O que dois salários dão ao Estado pagava outro trabalhador

Num país em que quase metade das famílias não ganha o suficiente para pagar IRS, a discussão sobre o salário mínimo nacional, que todos os anos se torna audível quando se discute o Orçamento do Estado, omite sempre os elementos de brutal injustiça social que estão em causa. Por um lado, onde esta progressão se faz por matemática simples, os salários seguintes não sobem de degrau conforme aumentam os mais baixos, criando uma fatia cada vez mais alargada e indistinta de portugueses remetidos a rendimentos colados à fasquia mais baixa, muitos deles depois de terem trabalhado mais de uma década sem progredir ou vendo outros equiparar-se-lhes por simples razão de negociação política, não de mérito. Por outro, ao obrigar a aumentar progressivamente os que menos ganham - em teoria, menos qualificados, menos experientes e menos capazes de garantir mais-valia -, deixa-se os cofres públicos e privados sem margem para compensar melhor quem mais merece, para distinguir pelo mérito. E esfuma-se totalmente o fator de prémio, a ambição de chegar mais longe, os incentivos a melhorar.

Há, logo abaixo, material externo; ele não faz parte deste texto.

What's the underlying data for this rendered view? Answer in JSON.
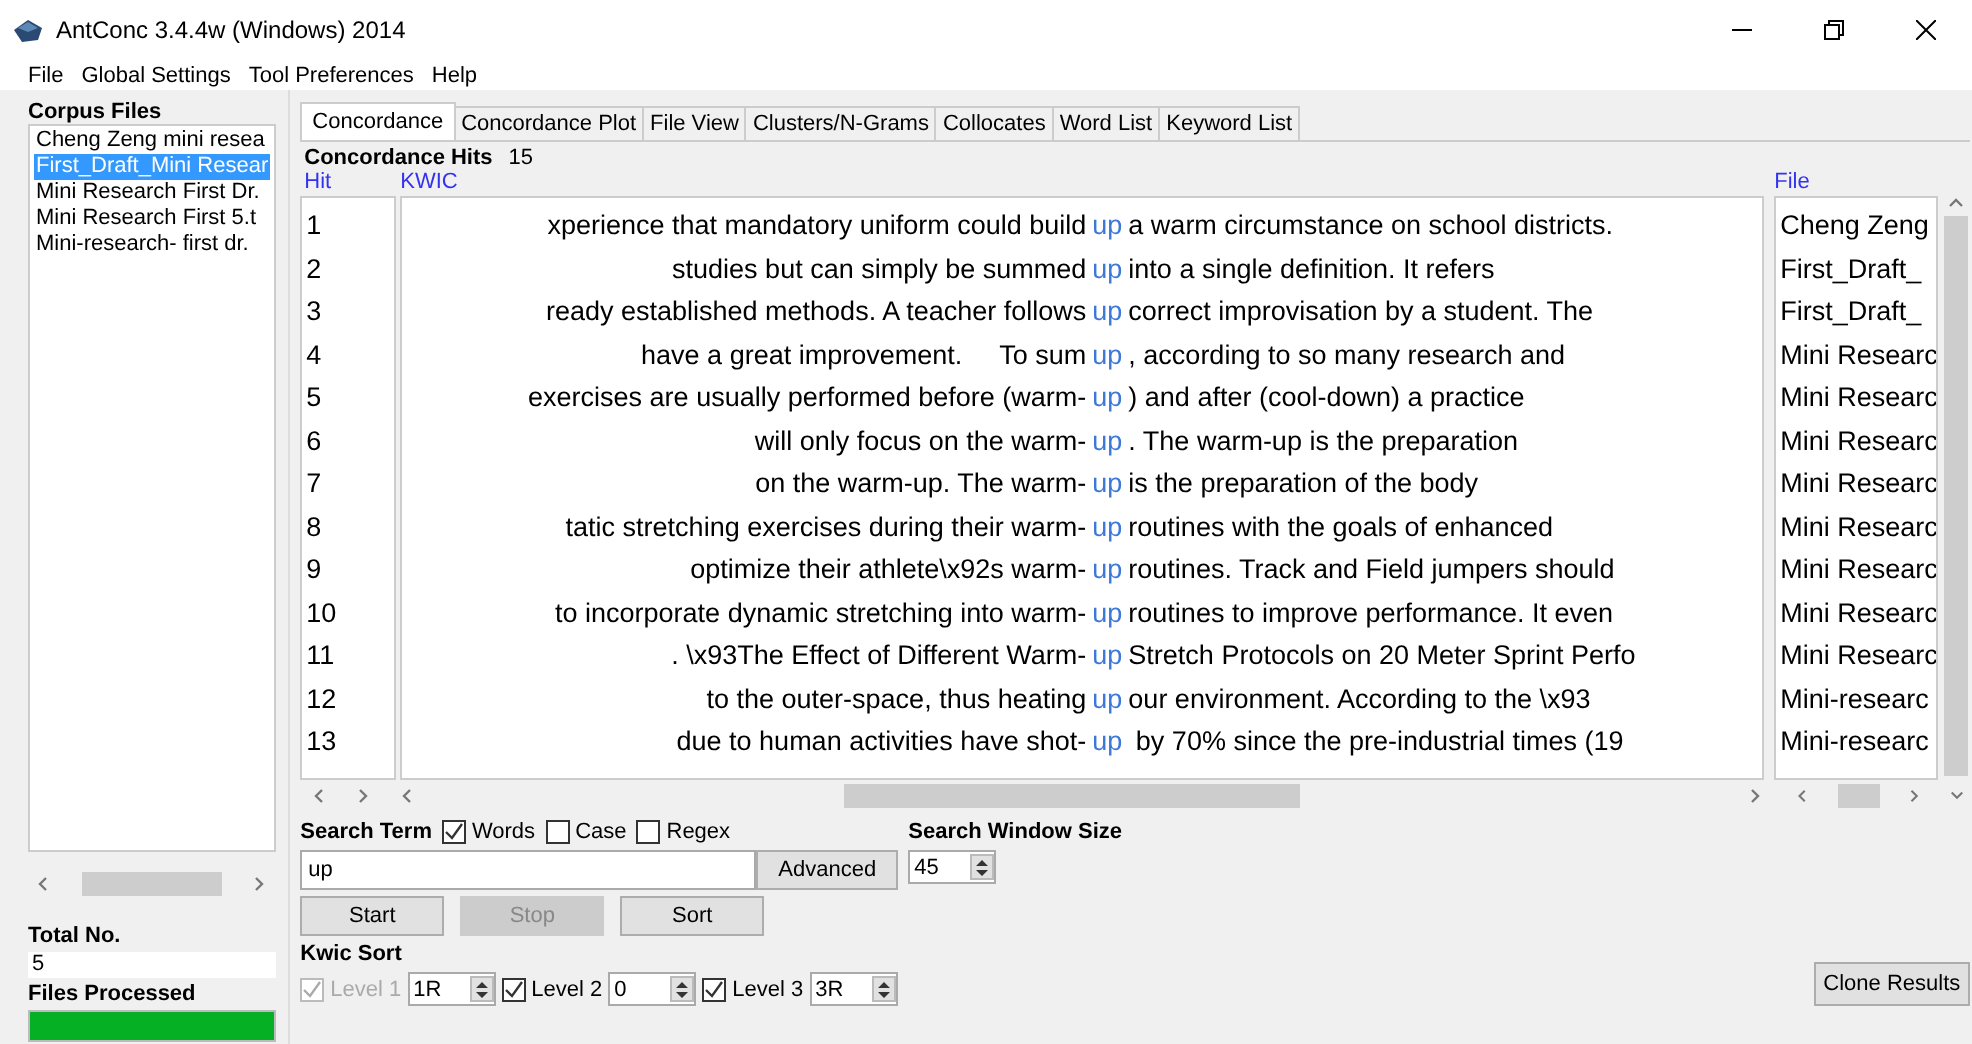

Não se pode, porém, ignorar que o nível remuneratório médio em Portugal é ainda miserável, tanto mais quando o comparamos com outros países da Europa, mesmo descontando as diferenças no nível e custo de vida. A progressão é pois fundamental. Pôr mais dinheiro no bolso das famílias é de elementar justiça. E endireitar esta pescadinha de rabo na boca não é tarefa simples. Mas podíamos começar por não fazer do trabalho um castigo fiscal. Mais de 40% da receita de IRS vem de salários entre os 2800 e os 7 mil euros/mês - o último do intervalo, sendo muito considerável para o nível de rendimentos dos portugueses, está longe de ser um salário milionário.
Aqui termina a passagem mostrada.